How could we have gotten here?
Yes, I was recovering from a terrible accident… brain injury, surgeries, massive confusion as to where my life was going. And yes, it was clear now, I had had a complete personality change as far as my beloved knew me. If he wanted his old wife back, it wasn’t going to happen. She had died in the car that day two and half years earlier, leaving both of us grappling in the present.
What am I to do, God? I screamed. How can I fix this? He’s so angry at me, I don’t want to be here anymore. I felt my rage in all my broken places.
And then, as if God was reaching out to me, a sliver of shimmering light snuck through the cracks of my muddled brain, “Ask for help” was the message carried on the light.
Yeah, who can help me now? They’re not going to be able to bring me back to who I was! He wants HER, not me! I cried. I prayed some more, and then some more. God, what if he never wants me again? What if I don’t ever recover from this? What if…?
“Ask for help.” became the response to my every plea.
For all of our relationship, we’d always described our marriage as a 3-ply rope: him, me, and God. We told others that was the secret to our bliss.

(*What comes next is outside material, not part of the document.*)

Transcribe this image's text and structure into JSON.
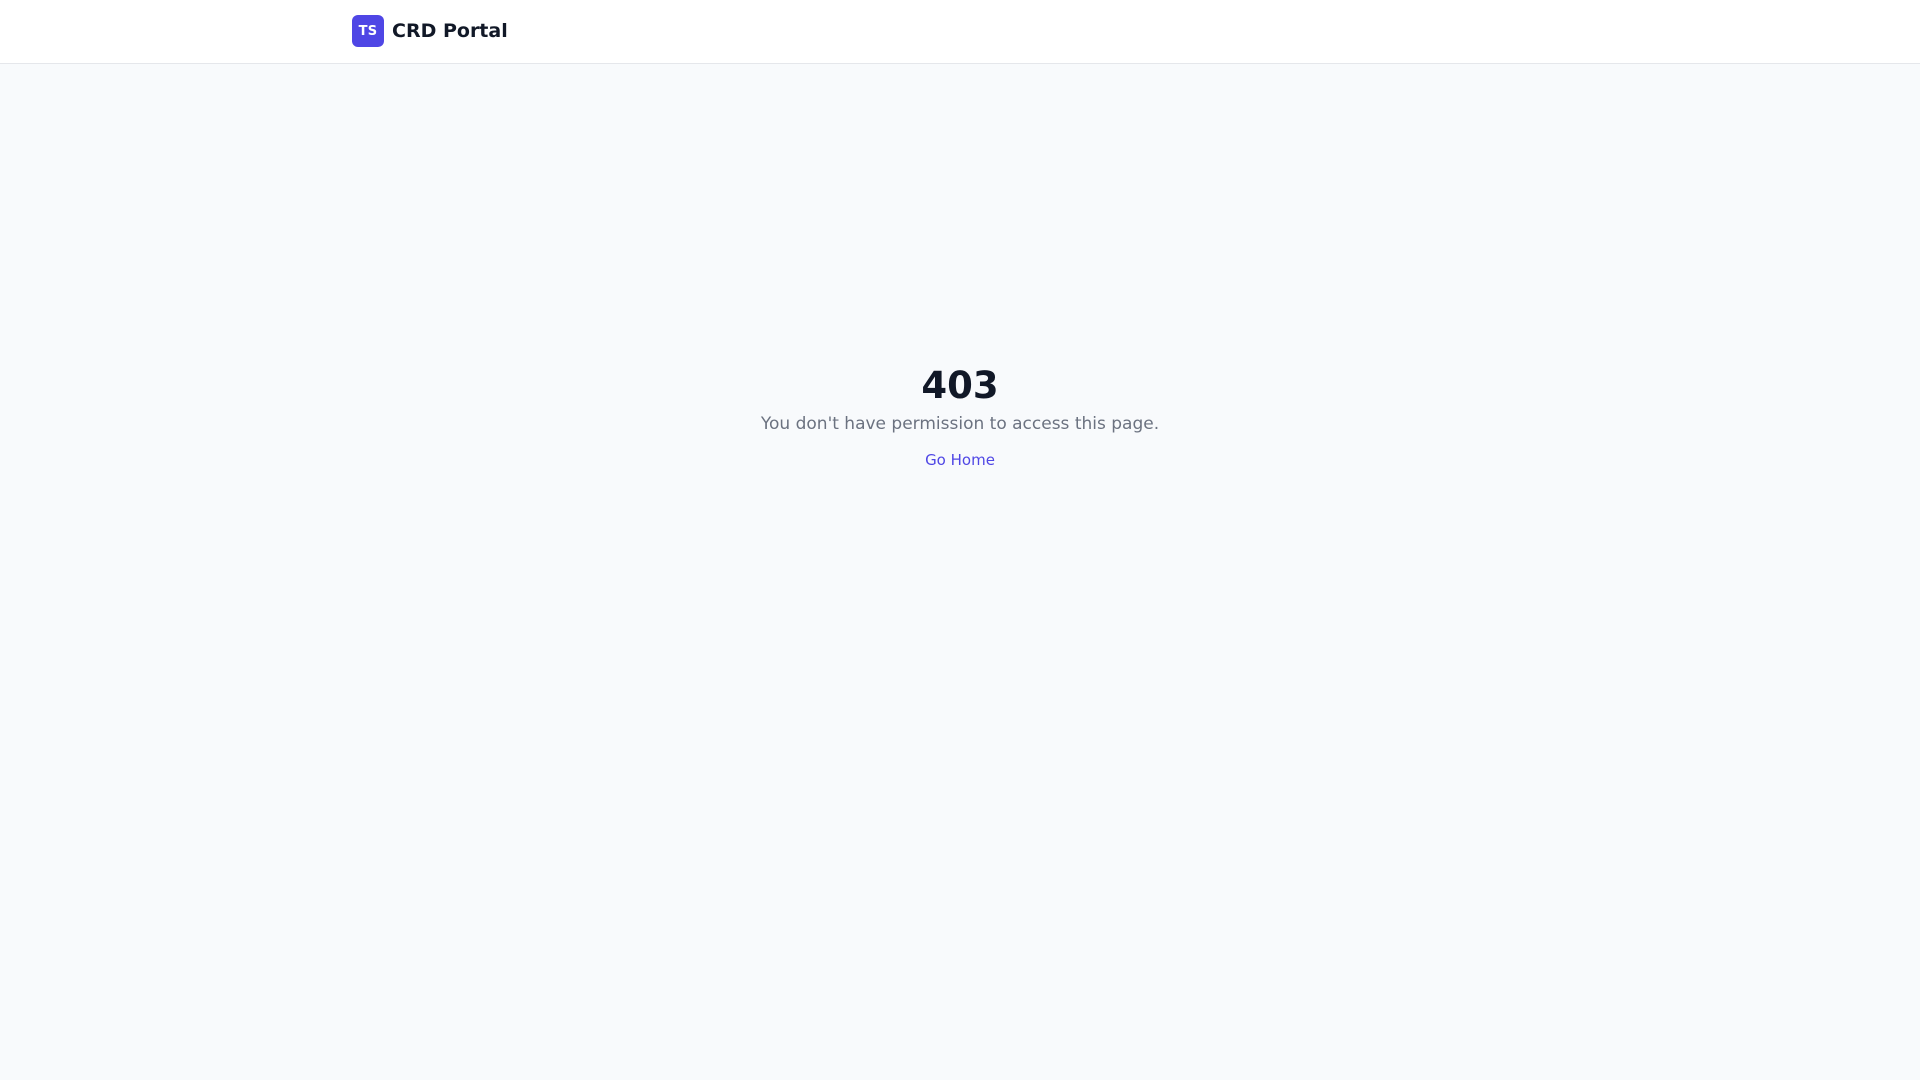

But now, the rope had unraveled and I was swallowed up in self-pity, hurt, and rage, as was he.
Finally, I confided in a sister in Christ. She shared her “falling into the abyss” story of her marriage and shared the name and number of a counselor—one who loved the Lord and loved saving marriages, but not in the typical sit-on-the-couch-and-tell-me-your-problems way.
As my heart raced, my voice trembled, yet I croaked out the words, “Do you want to go to counseling?” Expecting him to tell me where I could go… He said, “yes.”
God was with us the entire time we struggled. He taught my husband acceptance of the new me, and me, compassion for my husband’s plight. No one expects to lose their wife while she’s still living, right?
God opened our eyes to the love we shared before we built our respective walls. He spoke to each of us, independently. We started sharing our thoughts and fears together instead of running to our separate corners. We started praying for God to bind us together as we once had been. We started forgiving ourselves and each other for things beyond our control.
And then it happened… with tears in our eyes, we KNEW we’d made our way back into love.
We were a strong 3-ply rope… him, me, and God.